Oh, and you'll never listen to ABBA the same again.


Unless you live in a vacuum or under a rock, you cannot have missed the explosion of Stieg Larsson's Millennium Trilogy. I read all three (The Girl with the Dragon Tattoo, The Girl Who Played with Fire, and The GirlWho Kicked the Hornet's Nest) under duress. I refused to read it because everyone else had. I'm contrary like that. (Of course as soon as I started I read all three in three days; I'm not too proud to admit I was wrong.) Be forewarned, there is a lot of violence. And much of it is against women. There were moments where I had to put down The Girl with the Dragon Tattoo and take a breath. Lisbeth Salander is  possibly my favorite fictional character of all time. And I wouldn't kick Michael Bloomkvist out of bed either (especially the Daniel Craig version.) The Swedish movies are fantastic and the US version of The Girl with the Dragon Tattoo is prettier, it is true to the book.


I went through a phase at the beginning of the year where all I wanted to read was dystopian fiction (after that phase I was super-interested the French Revolution, so...) Think Handmaid's Tale/Hunger Games kind of stuff. Because I'm a cheerful sort. The Unit stayed with me for a long time. Basically, if you're a single woman, without children or a job in a "progressive" industry at the age of 50 (the age for men is 60 because they are considered useful for a longer time) you check into a lovely place called the Reserve Bank Unit. You are given a clean, nicely furnished apartment, you are well-fed with lots of recreational opportunities. Oh, and you are a guinea pig for medical research and also have to donate your organs, one at a time, until the "final donation." Cool.


Camilla Läckberg, The Ice Princess & The Preacher
Picked these up at the library this week. Some of the reviews said The Preacher was the best Swedish crime novel of 2005 and in fact, Läckberg was voted Swedish Writer of the Year that year.

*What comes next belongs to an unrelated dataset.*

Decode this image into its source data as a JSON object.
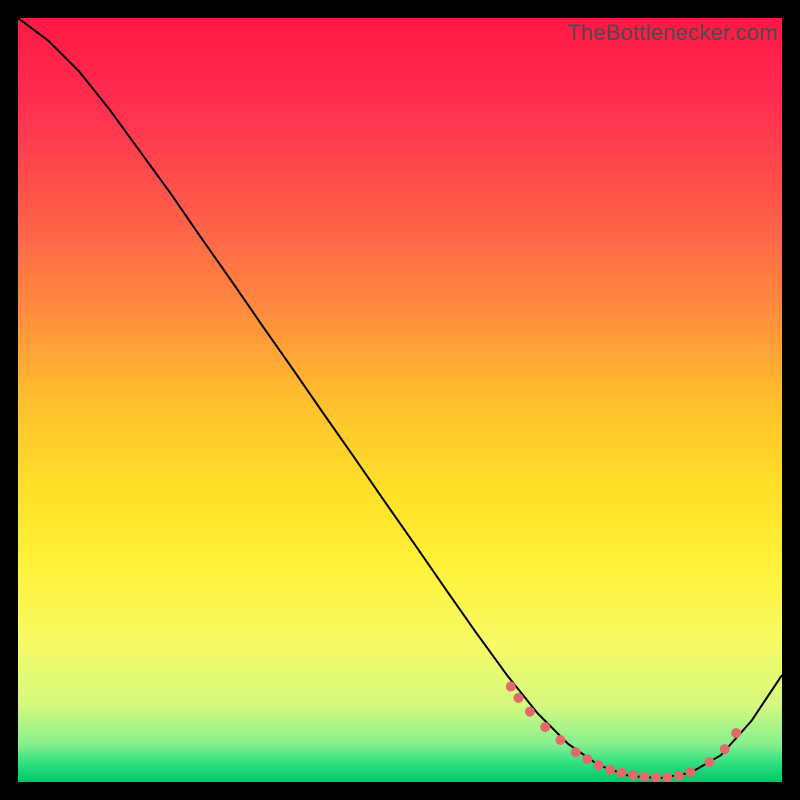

Considered the Agatha Christie of Sweden, Läckberg was an economist until one creative writing class changed the course of her life. I'm about 50 pages into The Ice Princess and while it's compelling and well-written, Agatha Christie never wrote about bloody, frozen bodies in bathtubs!


And let's give a shout-out to all those translators. Without them, these books would be unreadable to me.